In 1984, PSEI became part of a joint venture that formed the St. Bernard Services Corporation, which operated ferry services across the San Bernardino Strait. In the same year, the company was renamed Philtranco Service Enterprises, Inc. In 1986, Philtranco launched its first integrated Luzon–Visayas–Mindanao bus-and-ferry service, connecting Luzon with Visayas and Mindanao through intermodal transport routes.

In April 1999, Philtranco was acquired by the Penta Pacific Realty Corporation led by businessman Jose C.H. Alvarez. The new ownership initiated a fleet replacement of 80 units costing PHP250 million. In June 2000, the company introduced its 29-seater Gold Service Bus premium bus service, which featured airline-style passenger check-in and baggage tagging systems, the first in the Philippines to do so.
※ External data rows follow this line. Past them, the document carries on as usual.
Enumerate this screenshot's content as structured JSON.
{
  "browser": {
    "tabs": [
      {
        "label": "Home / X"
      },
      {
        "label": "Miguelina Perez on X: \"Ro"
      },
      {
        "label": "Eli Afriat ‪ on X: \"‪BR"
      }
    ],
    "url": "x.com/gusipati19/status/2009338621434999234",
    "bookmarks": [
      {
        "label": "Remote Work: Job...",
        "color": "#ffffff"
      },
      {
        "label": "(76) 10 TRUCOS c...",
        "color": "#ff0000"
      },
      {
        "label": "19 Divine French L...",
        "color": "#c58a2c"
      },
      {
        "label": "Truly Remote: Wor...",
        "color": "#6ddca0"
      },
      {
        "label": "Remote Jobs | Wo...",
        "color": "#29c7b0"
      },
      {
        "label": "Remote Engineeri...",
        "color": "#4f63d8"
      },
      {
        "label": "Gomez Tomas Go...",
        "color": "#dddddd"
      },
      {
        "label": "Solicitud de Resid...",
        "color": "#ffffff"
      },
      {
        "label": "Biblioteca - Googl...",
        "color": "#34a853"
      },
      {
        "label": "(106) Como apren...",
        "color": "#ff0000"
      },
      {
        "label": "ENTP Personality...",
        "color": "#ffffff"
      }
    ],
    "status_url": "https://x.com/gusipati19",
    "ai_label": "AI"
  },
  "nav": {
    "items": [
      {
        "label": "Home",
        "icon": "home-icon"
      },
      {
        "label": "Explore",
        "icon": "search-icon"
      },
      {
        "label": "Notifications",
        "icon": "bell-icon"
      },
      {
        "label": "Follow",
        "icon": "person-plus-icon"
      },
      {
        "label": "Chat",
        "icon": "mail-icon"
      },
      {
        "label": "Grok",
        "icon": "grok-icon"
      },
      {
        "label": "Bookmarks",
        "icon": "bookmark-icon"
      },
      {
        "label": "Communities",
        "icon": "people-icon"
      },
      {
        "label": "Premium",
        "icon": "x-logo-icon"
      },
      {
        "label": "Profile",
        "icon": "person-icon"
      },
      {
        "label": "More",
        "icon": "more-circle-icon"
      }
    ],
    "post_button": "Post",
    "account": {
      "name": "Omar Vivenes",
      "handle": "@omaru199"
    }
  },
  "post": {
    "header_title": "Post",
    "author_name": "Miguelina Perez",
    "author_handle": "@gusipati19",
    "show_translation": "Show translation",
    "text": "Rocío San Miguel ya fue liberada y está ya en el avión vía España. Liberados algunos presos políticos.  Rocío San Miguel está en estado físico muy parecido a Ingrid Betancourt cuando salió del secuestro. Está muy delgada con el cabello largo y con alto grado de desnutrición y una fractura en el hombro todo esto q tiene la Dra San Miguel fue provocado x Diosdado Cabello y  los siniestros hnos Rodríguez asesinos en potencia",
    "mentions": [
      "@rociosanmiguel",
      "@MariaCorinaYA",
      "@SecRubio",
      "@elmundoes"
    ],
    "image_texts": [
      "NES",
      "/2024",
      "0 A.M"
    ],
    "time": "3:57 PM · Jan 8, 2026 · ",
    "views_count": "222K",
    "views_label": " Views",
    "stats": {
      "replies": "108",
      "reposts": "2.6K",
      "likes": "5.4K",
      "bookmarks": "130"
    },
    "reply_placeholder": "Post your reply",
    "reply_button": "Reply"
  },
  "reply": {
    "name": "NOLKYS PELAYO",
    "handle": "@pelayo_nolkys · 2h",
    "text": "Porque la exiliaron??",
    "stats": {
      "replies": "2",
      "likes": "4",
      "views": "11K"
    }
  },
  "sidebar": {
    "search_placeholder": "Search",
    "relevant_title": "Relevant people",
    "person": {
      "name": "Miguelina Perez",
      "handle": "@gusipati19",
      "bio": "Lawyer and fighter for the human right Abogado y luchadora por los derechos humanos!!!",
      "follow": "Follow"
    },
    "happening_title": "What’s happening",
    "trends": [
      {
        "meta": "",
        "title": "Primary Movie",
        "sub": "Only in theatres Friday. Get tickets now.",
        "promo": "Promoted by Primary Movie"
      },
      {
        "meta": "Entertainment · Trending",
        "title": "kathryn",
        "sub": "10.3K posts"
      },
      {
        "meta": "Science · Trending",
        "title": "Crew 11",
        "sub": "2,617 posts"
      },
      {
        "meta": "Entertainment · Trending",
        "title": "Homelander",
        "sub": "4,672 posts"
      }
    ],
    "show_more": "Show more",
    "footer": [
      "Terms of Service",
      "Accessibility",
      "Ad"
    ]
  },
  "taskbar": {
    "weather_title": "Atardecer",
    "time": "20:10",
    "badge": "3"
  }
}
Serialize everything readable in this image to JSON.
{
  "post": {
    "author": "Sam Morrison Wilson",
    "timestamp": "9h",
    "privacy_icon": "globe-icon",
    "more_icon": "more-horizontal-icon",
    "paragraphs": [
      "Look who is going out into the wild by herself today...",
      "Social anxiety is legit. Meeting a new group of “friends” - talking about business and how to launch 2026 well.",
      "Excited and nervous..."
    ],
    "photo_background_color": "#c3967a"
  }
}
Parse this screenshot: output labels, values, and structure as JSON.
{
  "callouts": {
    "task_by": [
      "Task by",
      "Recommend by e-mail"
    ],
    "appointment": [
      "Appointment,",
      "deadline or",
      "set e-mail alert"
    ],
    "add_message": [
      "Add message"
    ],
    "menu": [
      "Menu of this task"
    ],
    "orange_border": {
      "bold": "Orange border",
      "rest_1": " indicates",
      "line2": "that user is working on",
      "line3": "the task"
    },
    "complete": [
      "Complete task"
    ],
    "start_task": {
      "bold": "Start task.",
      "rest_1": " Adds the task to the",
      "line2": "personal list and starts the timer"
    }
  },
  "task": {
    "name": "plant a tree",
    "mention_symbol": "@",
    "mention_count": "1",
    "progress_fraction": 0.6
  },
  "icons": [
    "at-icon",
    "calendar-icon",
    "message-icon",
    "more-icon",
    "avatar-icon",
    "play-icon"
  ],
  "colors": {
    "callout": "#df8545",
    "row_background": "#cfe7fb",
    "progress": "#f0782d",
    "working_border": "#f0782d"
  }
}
By 2004, the company was considered as the only integrated land and sea transport company in the Philippines. That same year, in response to then-Philippine president Gloria Macapagal Arroyo's push to modernize the country's land and sea transportation system, Philtranco announced a PHP4 billion (US$75 million) investment program to acquire new fleet of buses and ferry boats, and improve and expand its terminals.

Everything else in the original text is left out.